Dean gave out a huff and stood with his body turned away from me, his face in his phone. He was responding to one email or text after another. Once again, I felt ignored as I had for the past few months.
"Give me some time when we get upstairs to take care of what I need to get finished, and then you'll have me all to yourself."
"I'll be over there." I moved to the nearest lounge, sat down and checked my phone. It was as if he didn't even hear me. I could feel tears threatening to fall. His short temper was making me feel as if he didn’t want to be with me. Was there something so wrong with wanting to spend time with the person you love? I checked my email. When I unlocked my phone, the picture of Parker greeted me.
"What are you looking at?" I heard a rough voice demand, and I saw a hand reach out for my phone.
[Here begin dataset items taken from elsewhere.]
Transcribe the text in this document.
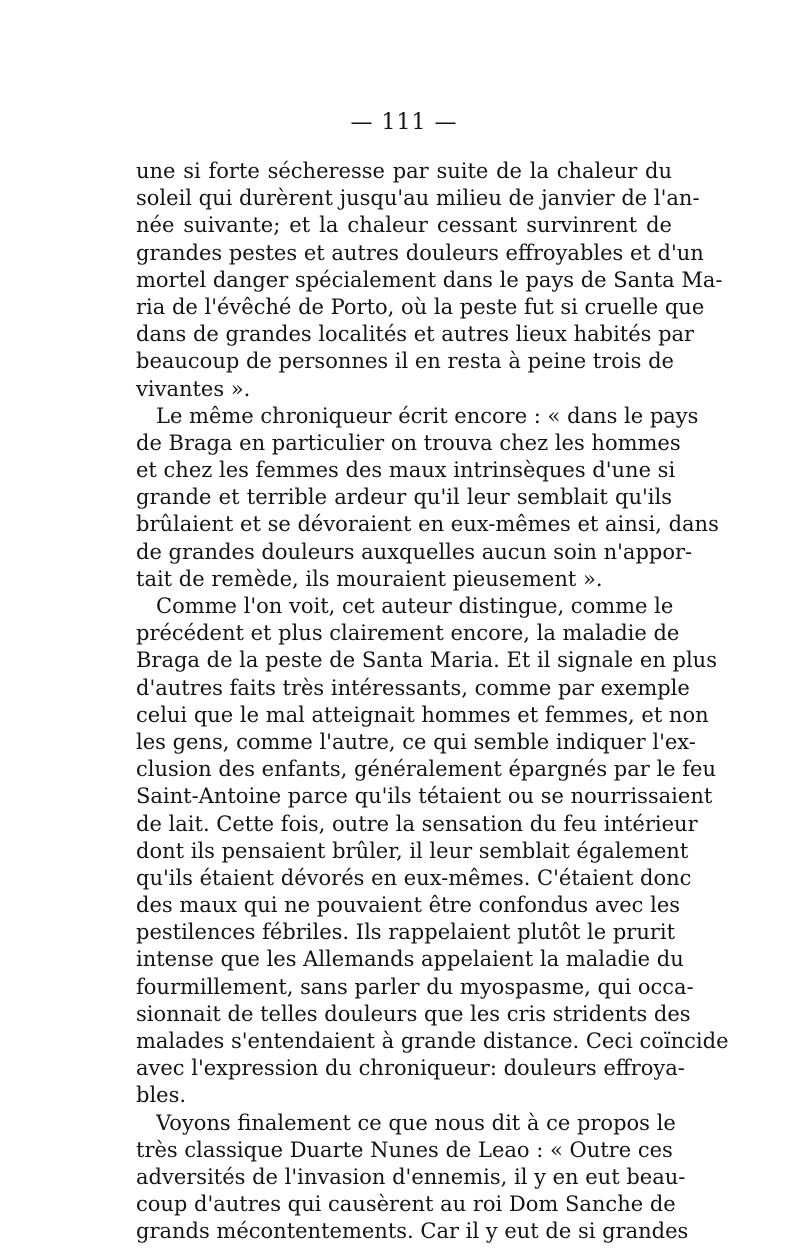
— 111 —
une si forte sécheresse par suite de la chaleur du
soleil qui durèrent jusqu'au milieu de janvier de l'an-
née suivante; et la chaleur cessant survinrent de
grandes pestes et autres douleurs effroyables et d'un
mortel danger spécialement dans le pays de Santa Ma-
ria de l'évêché de Porto, où la peste fut si cruelle que
dans de grandes localités et autres lieux habités par
beaucoup de personnes il en resta à peine trois de
vivantes ».
Le même chroniqueur écrit encore : « dans le pays
de Braga en particulier on trouva chez les hommes
et chez les femmes des maux intrinsèques d'une si
grande et terrible ardeur qu'il leur semblait qu'ils
brûlaient et se dévoraient en eux-mêmes et ainsi, dans
de grandes douleurs auxquelles aucun soin n'appor-
tait de remède, ils mouraient pieusement ».
Comme l'on voit, cet auteur distingue, comme le
précédent et plus clairement encore, la maladie de
Braga de la peste de Santa Maria. Et il signale en plus
d'autres faits très intéressants, comme par exemple
celui que le mal atteignait hommes et femmes, et non
les gens, comme l'autre, ce qui semble indiquer l'ex-
clusion des enfants, généralement épargnés par le feu
Saint-Antoine parce qu'ils tétaient ou se nourrissaient
de lait. Cette fois, outre la sensation du feu intérieur
dont ils pensaient brûler, il leur semblait également
qu'ils étaient dévorés en eux-mêmes. C'étaient donc
des maux qui ne pouvaient être confondus avec les
pestilences fébriles. Ils rappelaient plutôt le prurit
intense que les Allemands appelaient la maladie du
fourmillement, sans parler du myospasme, qui occa-
sionnait de telles douleurs que les cris stridents des
malades s'entendaient à grande distance. Ceci coïncide
avec l'expression du chroniqueur: douleurs effroya-
bles.
Voyons finalement ce que nous dit à ce propos le
très classique Duarte Nunes de Leao : « Outre ces
adversités de l'invasion d'ennemis, il y en eut beau-
coup d'autres qui causèrent au roi Dom Sanche de
grands mécontentements. Car il y eut de si grandes
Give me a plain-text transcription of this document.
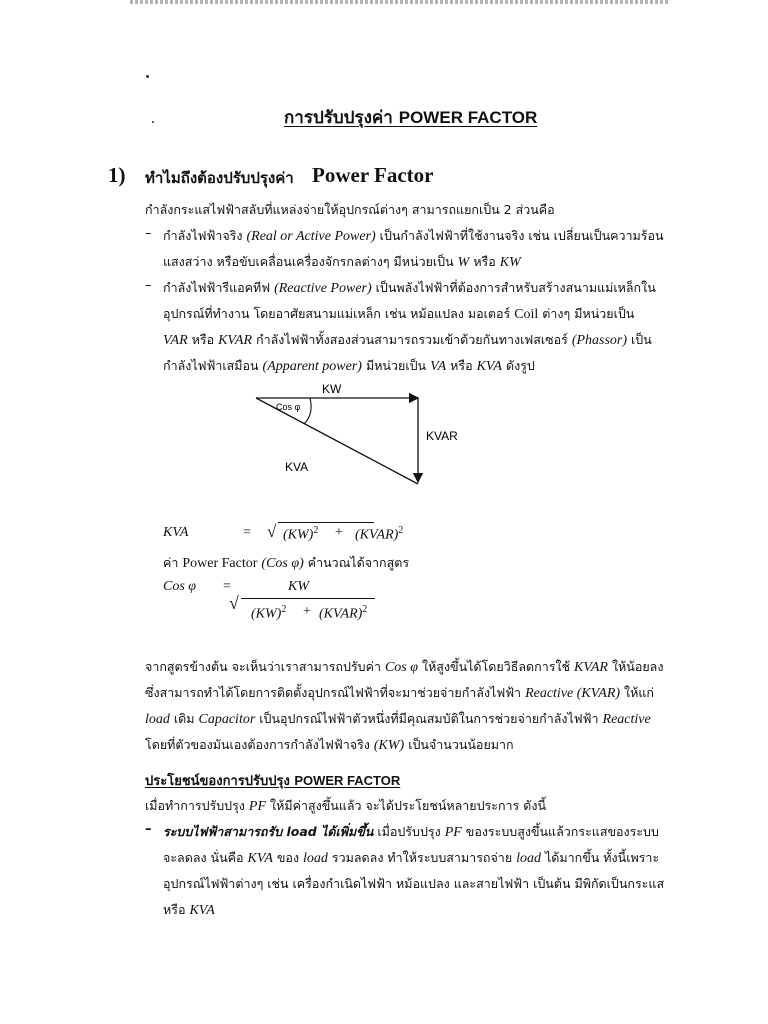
การปรับปรุงค่า POWER FACTOR
1) ทำไมถึงต้องปรับปรุงค่า Power Factor
กำลังกระแสไฟฟ้าสลับที่แหล่งจ่ายให้อุปกรณ์ต่างๆ สามารถแยกเป็น 2 ส่วนคือ
– กำลังไฟฟ้าจริง (Real or Active Power) เป็นกำลังไฟฟ้าที่ใช้งานจริง เช่น เปลี่ยนเป็นความร้อน
แสงสว่าง หรือขับเคลื่อนเครื่องจักรกลต่างๆ มีหน่วยเป็น W หรือ KW
– กำลังไฟฟ้ารีแอคทีฟ (Reactive Power) เป็นพลังไฟฟ้าที่ต้องการสำหรับสร้างสนามแม่เหล็กใน
อุปกรณ์ที่ทำงาน โดยอาศัยสนามแม่เหล็ก เช่น หม้อแปลง มอเตอร์ Coil ต่างๆ มีหน่วยเป็น
VAR หรือ KVAR กำลังไฟฟ้าทั้งสองส่วนสามารถรวมเข้าด้วยกันทางเฟสเซอร์ (Phassor) เป็น
กำลังไฟฟ้าเสมือน (Apparent power) มีหน่วยเป็น VA หรือ KVA ดังรูป
KW
KVAR
KVA
Cos φ
KVA	= √ (KW)$^2$ + (KVAR)$^2$
ค่า Power Factor (Cos φ) คำนวณได้จากสูตร
Cos φ =	KW
√
(KW)$^2$ + (KVAR)$^2$
จากสูตรข้างต้น จะเห็นว่าเราสามารถปรับค่า Cos φ ให้สูงขึ้นได้โดยวิธีลดการใช้ KVAR ให้น้อยลง
ซึ่งสามารถทำได้โดยการติดตั้งอุปกรณ์ไฟฟ้าที่จะมาช่วยจ่ายกำลังไฟฟ้า Reactive (KVAR) ให้แก่
load เดิม Capacitor เป็นอุปกรณ์ไฟฟ้าตัวหนึ่งที่มีคุณสมบัติในการช่วยจ่ายกำลังไฟฟ้า Reactive
โดยที่ตัวของมันเองต้องการกำลังไฟฟ้าจริง (KW) เป็นจำนวนน้อยมาก
ประโยชน์ของการปรับปรุง POWER FACTOR
เมื่อทำการปรับปรุง PF ให้มีค่าสูงขึ้นแล้ว จะได้ประโยชน์หลายประการ ดังนี้
– ระบบไฟฟ้าสามารถรับ load ได้เพิ่มขึ้น เมื่อปรับปรุง PF ของระบบสูงขึ้นแล้วกระแสของระบบ
จะลดลง นั่นคือ KVA ของ load รวมลดลง ทำให้ระบบสามารถจ่าย load ได้มากขึ้น ทั้งนี้เพราะ
อุปกรณ์ไฟฟ้าต่างๆ เช่น เครื่องกำเนิดไฟฟ้า หม้อแปลง และสายไฟฟ้า เป็นต้น มีพิกัดเป็นกระแส
หรือ KVA
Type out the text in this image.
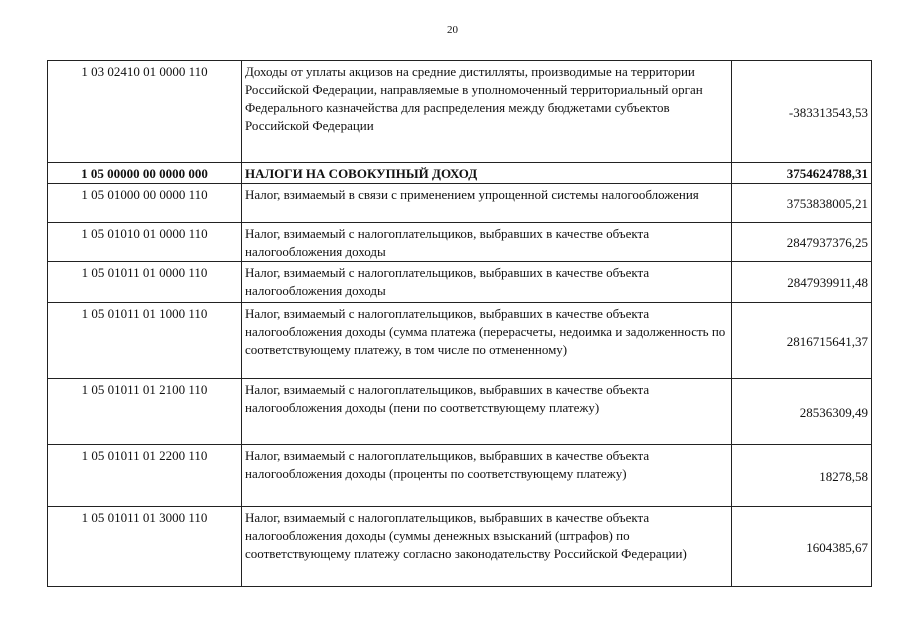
20
1 03 02410 01 0000 110	Доходы от уплаты акцизов на средние дистилляты, производимые на территории Российской Федерации, направляемые в уполномоченный территориальный орган Федерального казначейства для распределения между бюджетами субъектов Российской Федерации	-383313543,53
1 05 00000 00 0000 000	НАЛОГИ НА СОВОКУПНЫЙ ДОХОД	3754624788,31
1 05 01000 00 0000 110	Налог, взимаемый в связи с применением упрощенной системы налогообложения	3753838005,21
1 05 01010 01 0000 110	Налог, взимаемый с налогоплательщиков, выбравших в качестве объекта налогообложения доходы	2847937376,25
1 05 01011 01 0000 110	Налог, взимаемый с налогоплательщиков, выбравших в качестве объекта налогообложения доходы	2847939911,48
1 05 01011 01 1000 110	Налог, взимаемый с налогоплательщиков, выбравших в качестве объекта налогообложения доходы (сумма платежа (перерасчеты, недоимка и задолженность по соответствующему платежу, в том числе по отмененному)	2816715641,37
1 05 01011 01 2100 110	Налог, взимаемый с налогоплательщиков, выбравших в качестве объекта налогообложения доходы (пени по соответствующему платежу)	28536309,49
1 05 01011 01 2200 110	Налог, взимаемый с налогоплательщиков, выбравших в качестве объекта налогообложения доходы (проценты по соответствующему платежу)	18278,58
1 05 01011 01 3000 110	Налог, взимаемый с налогоплательщиков, выбравших в качестве объекта налогообложения доходы (суммы денежных взысканий (штрафов) по соответствующему платежу согласно законодательству Российской Федерации)	1604385,67
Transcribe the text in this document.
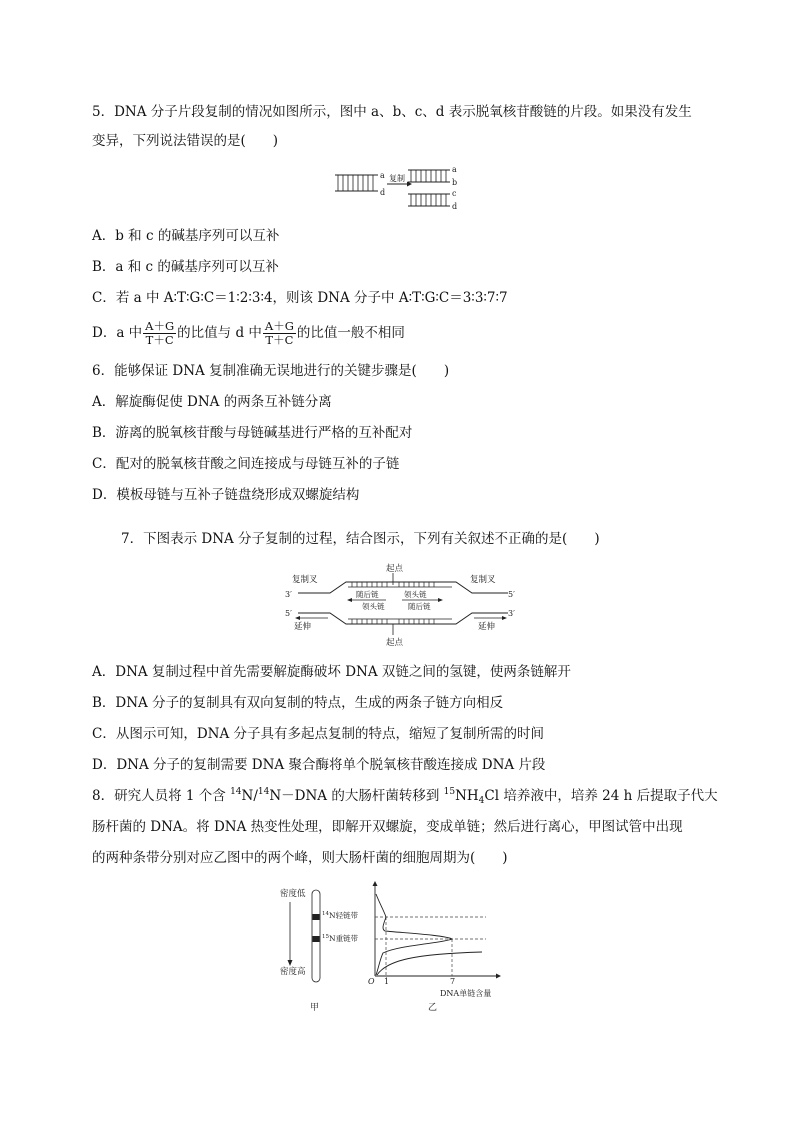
5．DNA 分子片段复制的情况如图所示，图中 a、b、c、d 表示脱氧核苷酸链的片段。如果没有发生
变异，下列说法错误的是(　　)
a
d
复制
a
b
c
d
A．b 和 c 的碱基序列可以互补
B．a 和 c 的碱基序列可以互补
C．若 a 中 A∶T∶G∶C＝1∶2∶3∶4，则该 DNA 分子中 A∶T∶G∶C＝3∶3∶7∶7
D．a 中 $\frac{A+G}{T+C}$ 的比值与 d 中 $\frac{A+G}{T+C}$ 的比值一般不相同
6．能够保证 DNA 复制准确无误地进行的关键步骤是(　　)
A．解旋酶促使 DNA 的两条互补链分离
B．游离的脱氧核苷酸与母链碱基进行严格的互补配对
C．配对的脱氧核苷酸之间连接成与母链互补的子链
D．模板母链与互补子链盘绕形成双螺旋结构
7．下图表示 DNA 分子复制的过程，结合图示，下列有关叙述不正确的是(　　)
起点
复制叉	复制叉
3′	5′
随后链	领头链
领头链	随后链
5′	3′
延伸	延伸
起点
A．DNA 复制过程中首先需要解旋酶破坏 DNA 双链之间的氢键，使两条链解开
B．DNA 分子的复制具有双向复制的特点，生成的两条子链方向相反
C．从图示可知，DNA 分子具有多起点复制的特点，缩短了复制所需的时间
D．DNA 分子的复制需要 DNA 聚合酶将单个脱氧核苷酸连接成 DNA 片段
8．研究人员将 1 个含 $^{14}$N/$^{14}$N－DNA 的大肠杆菌转移到 $^{15}NH_4Cl$ 培养液中，培养 24 h 后提取子代大
肠杆菌的 DNA。将 DNA 热变性处理，即解开双螺旋，变成单链；然后进行离心，甲图试管中出现
的两种条带分别对应乙图中的两个峰，则大肠杆菌的细胞周期为(　　)
密度低
密度高
$^{14}$N轻链带
$^{15}$N重链带
甲
O
DNA单链含量
乙
1	7
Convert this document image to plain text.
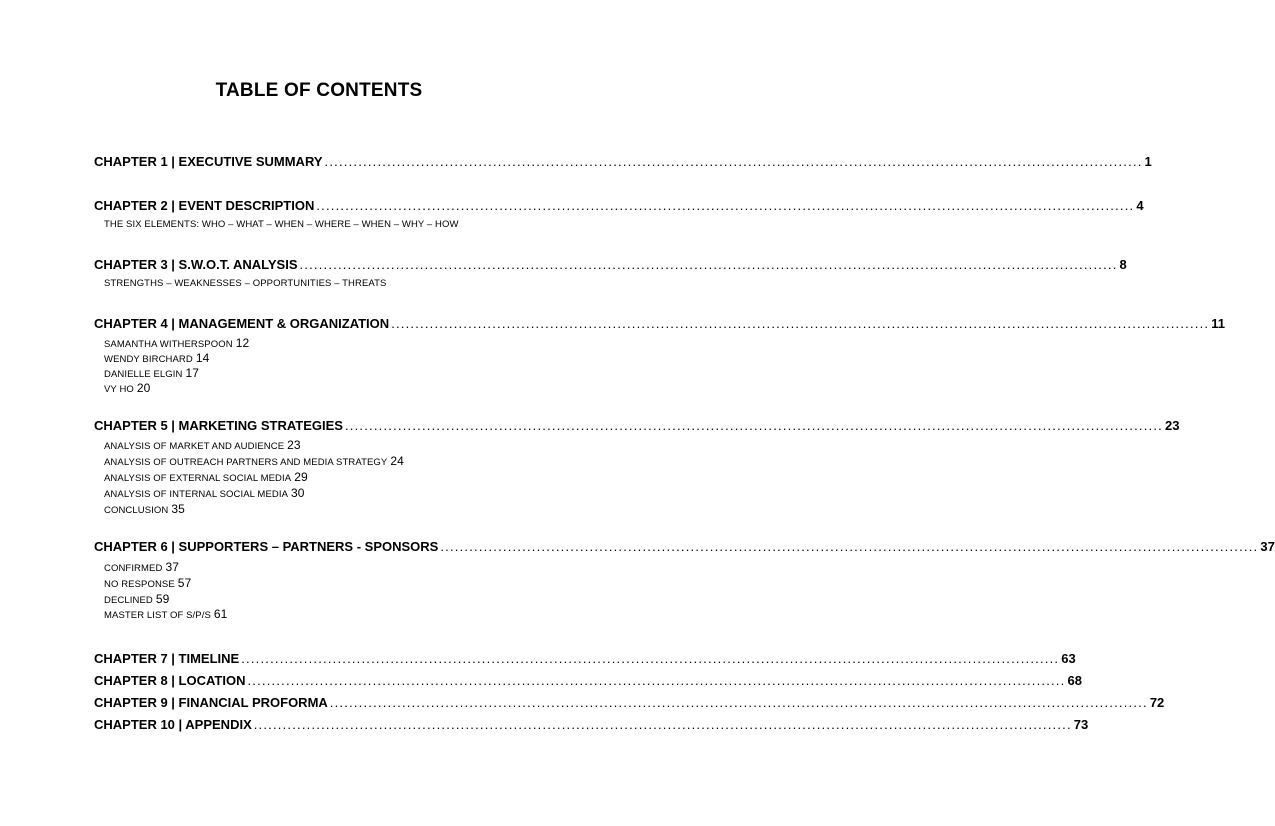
TABLE OF CONTENTS
CHAPTER 1 | EXECUTIVE SUMMARY .......................................................................................................................................................................... 1
CHAPTER 2 | EVENT DESCRIPTION .......................................................................................................................................................................... 4
THE SIX ELEMENTS: WHO – WHAT – WHEN – WHERE – WHEN – WHY – HOW
CHAPTER 3 | S.W.O.T. ANALYSIS .......................................................................................................................................................................... 8
STRENGTHS – WEAKNESSES – OPPORTUNITIES – THREATS
CHAPTER 4 | MANAGEMENT & ORGANIZATION .......................................................................................................................................................................... 11
SAMANTHA WITHERSPOON 12
WENDY BIRCHARD 14
DANIELLE ELGIN 17
VY HO 20
CHAPTER 5 | MARKETING STRATEGIES .......................................................................................................................................................................... 23
ANALYSIS OF MARKET AND AUDIENCE 23
ANALYSIS OF OUTREACH PARTNERS AND MEDIA STRATEGY 24
ANALYSIS OF EXTERNAL SOCIAL MEDIA 29
ANALYSIS OF INTERNAL SOCIAL MEDIA 30
CONCLUSION 35
CHAPTER 6 | SUPPORTERS – PARTNERS - SPONSORS .......................................................................................................................................................................... 37
CONFIRMED 37
NO RESPONSE 57
DECLINED 59
MASTER LIST OF S/P/S 61
CHAPTER 7 | TIMELINE .......................................................................................................................................................................... 63
CHAPTER 8 | LOCATION .......................................................................................................................................................................... 68
CHAPTER 9 | FINANCIAL PROFORMA .......................................................................................................................................................................... 72
CHAPTER 10 | APPENDIX .......................................................................................................................................................................... 73
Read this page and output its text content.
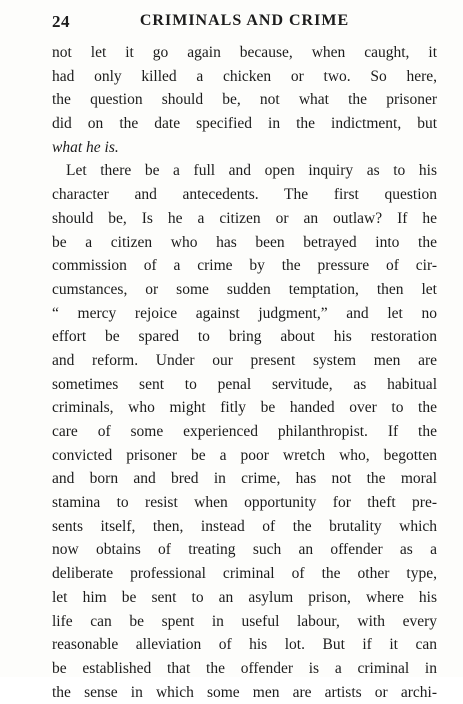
24	CRIMINALS AND CRIME
not let it go again because, when caught, it
had only killed a chicken or two. So here,
the question should be, not what the prisoner
did on the date specified in the indictment, but
what he is.
Let there be a full and open inquiry as to his
character and antecedents. The first question
should be, Is he a citizen or an outlaw? If he
be a citizen who has been betrayed into the
commission of a crime by the pressure of cir-
cumstances, or some sudden temptation, then let
“ mercy rejoice against judgment,” and let no
effort be spared to bring about his restoration
and reform. Under our present system men are
sometimes sent to penal servitude, as habitual
criminals, who might fitly be handed over to the
care of some experienced philanthropist. If the
convicted prisoner be a poor wretch who, begotten
and born and bred in crime, has not the moral
stamina to resist when opportunity for theft pre-
sents itself, then, instead of the brutality which
now obtains of treating such an offender as a
deliberate professional criminal of the other type,
let him be sent to an asylum prison, where his
life can be spent in useful labour, with every
reasonable alleviation of his lot. But if it can
be established that the offender is a criminal in
the sense in which some men are artists or archi-
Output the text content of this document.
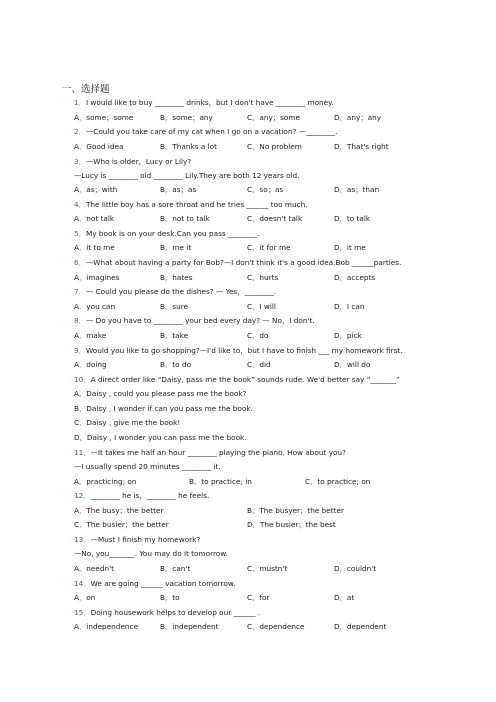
一、选择题
1．I would like to buy ________ drinks，but I don't have ________ money.
A．some；some	B．some；any	C．any；some	D．any；any
2．—Could you take care of my cat when I go on a vacation? —________.
A．Good idea	B．Thanks a lot	C．No problem	D．That's right
3．—Who is older，Lucy or Lily?
—Lucy is ________ old ________ Lily.They are both 12 years old.
A．as；with	B．as；as	C．so；as	D．as；than
4．The little boy has a sore throat and he tries ______ too much.
A．not talk	B．not to talk	C．doesn't talk	D．to talk
5．My book is on your desk.Can you pass ________.
A．it to me	B．me it	C．it for me	D．it me
6．—What about having a party for Bob?—I don't think it's a good idea.Bob ______parties.
A．imagines	B．hates	C．hurts	D．accepts
7．— Could you please do the dishes? — Yes，________.
A．you can	B．sure	C．I will	D．I can
8．— Do you have to ________ your bed every day? — No，I don't.
A．make	B．take	C．do	D．pick
9．Would you like to go shopping?—I'd like to，but I have to finish ___ my homework first.
A．doing	B．to do	C．did	D．will do
10．A direct order like “Daisy, pass me the book” sounds rude. We'd better say “_______”
A．Daisy , could you please pass me the book?
B．Daisy , I wonder if can you pass me the book.
C．Daisy , give me the book!
D．Daisy , I wonder you can pass me the book.
11．—It takes me half an hour ________ playing the piano. How about you?
—I usually spend 20 minutes ________ it.
A．practicing; on	B．to practice; in	C．to practice; on
12．________ he is，________ he feels.
A．The busy；the better	B．The busyer；the better
C．The busier；the better	D．The busier；the best
13．—Must I finish my homework?
—No, you_______. You may do it tomorrow.
A．needn't	B．can't	C．mustn't	D．couldn't
14．We are going ______ vacation tomorrow.
A．on	B．to	C．for	D．at
15．Doing housework helps to develop our ______ .
A．independence	B．independent	C．dependence	D．dependent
I shoved the phone into my jacket pocket before he could grab it from me. "Nothing, reading an email from work," I lied.
"Let’s go," he demanded.
As soon as we arrived at our suite, Dean shut himself in the bedroom. I sent Elliott a quick message to let him know all was okay and that I would call him tomorrow. Not knowing how long Dean would be, I took my phone and headed into the bathroom. I turned the water on and filled up the Jacuzzi, disrobed, and climbed in. Lying back, I let the water cover my body and the heat soak on in, easing the stress and tension I was feeling.
Dean knocked on the door before opening it and brought in a glass of white wine. "I had room service bring up a bottle." He handed me the glass and sat on the edge of the tub. "Listen, one of the guys from the office is bringing over a couple documents I have to get signed tonight, so I am going to head down and meet him in the lobby. I shouldn't be too long."
Sighing, I took a sip and relaxed back in the water. "Whatever. Close the door please." I had nothing more to say. I could see that work would always come first, and I would always, no matter what, be on the back burner.
Dean glared into my eyes but said nothing. With the attitude I had been giving him, I knew I was pushing my luck. He stood and walked to the door, pulling it shut behind him. When the main door slammed shut, I started to cry. This was not how I pictured the evening going, never mind this relationship.